Inexperienced managers? A rule of thumb holds that entrepreneurs who try to found a second company have a better chance of success. Yet there are many second and even third-time Israeli entrepreneurs for whom success has been elusive. In addition, Israel already has an echelon of skilled managers who have worked for multinational high-tech companies, where they learned something about administration. There are also managers who have chalked up success at other companies, but struggle to transfer their accumulated knowledge.
Chasing an exit? The sale of start-ups that have developed a new technology is an embedded part of high-tech industry. In an industry where a substantial proportion of sales -- 5-25 percent -- is invested in R&D, it is natural that part of this knowledge will be developed outside the big companies, something that happens in no other industry. Since a technological edge provides a critical comparative advantage through patents, successful acquisitions include a generous premium, which is reflected in the bank accounts of the founders and investors. The wish to sell assets is completely natural, albeit in Israel the fame surrounding these sales has become especially great, distorting the image of the entire industry.
Calculating all the data
Hundreds of Israeli companies have been sold in the past 20 years. The details of some sales are unknown, but the scale of the data is enough to provide valid statistical estimates. An interesting experiment in this vein was recently conducted in the US by Prof. Noam Wasserman of the Harvard Business School. In his book, "The Founder's Dilemmas: Anticipating and Avoiding the Pitfalls That Can Sink a Startup", he uses empiric factors to examine the success and failure of start-ups.
One of the interesting questions from the Israeli standpoint is when to sell a company? Most Israeli companies, we can guess, will respond positively when a giant high-tech multinational comes knocking on their doors. But what bothers us is not the agreement to be acquired, but how it happens that a large proportion of the companies that reject a serious acquisition offer end up on the wayside a few years later.
Many examples of Israeli high-tech companies leave the impression that the accumulated know-how now present in the country cannot provide the answer that correctly weighs all the variables. In-depth understanding of processes both within and surrounding the industry -- in Silicon Valley and in Israel -- is critical for the proper development of Israeli high-tech and a jump to the next level as a factor in the domestic economy.
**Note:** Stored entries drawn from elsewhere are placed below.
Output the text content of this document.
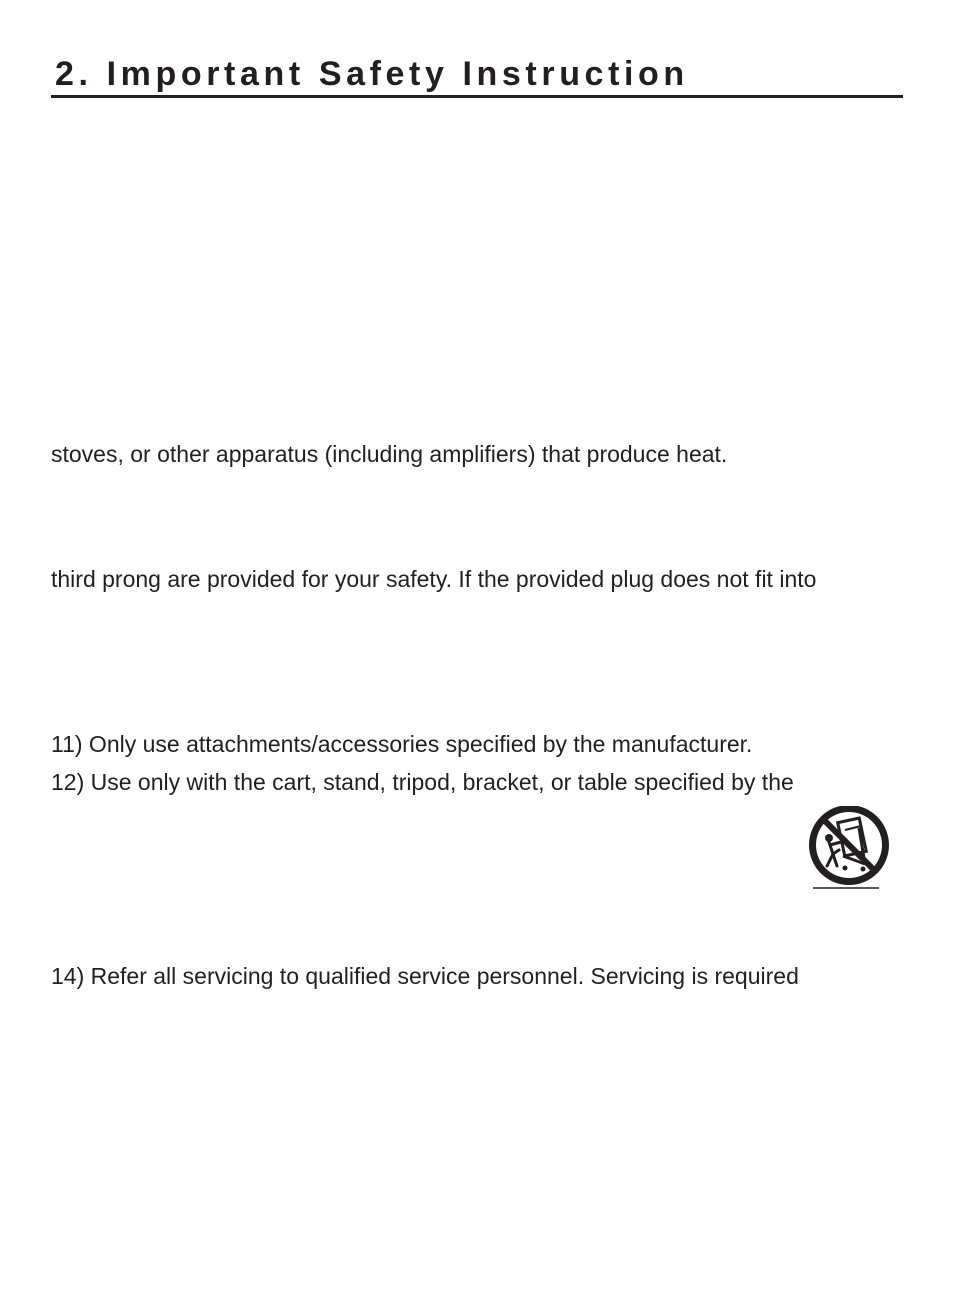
2. Important Safety Instruction

stoves, or other apparatus (including amplifiers) that produce heat.

third prong are provided for your safety. If the provided plug does not fit into

11) Only use attachments/accessories specified by the manufacturer.

12) Use only with the cart, stand, tripod, bracket, or table specified by the

14) Refer all servicing to qualified service personnel. Servicing is required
The right answers to the question above, as well as others, will come with time and experience, and the sprouts of this knowledge are already seen. At the moment, the reason why no great Israeli companies have emerged in recent years is not related to technological development, a shortage of capital, management resources, or greed and shortsightedness, but to a kind of knowledge that has not yet developed here. Israeli entrepreneurs already know how to found companies, and how to sell them. But the test of real maturity of Israeli high tech is to obtain this know-how and crack the mechanism that turns companies into great corporations.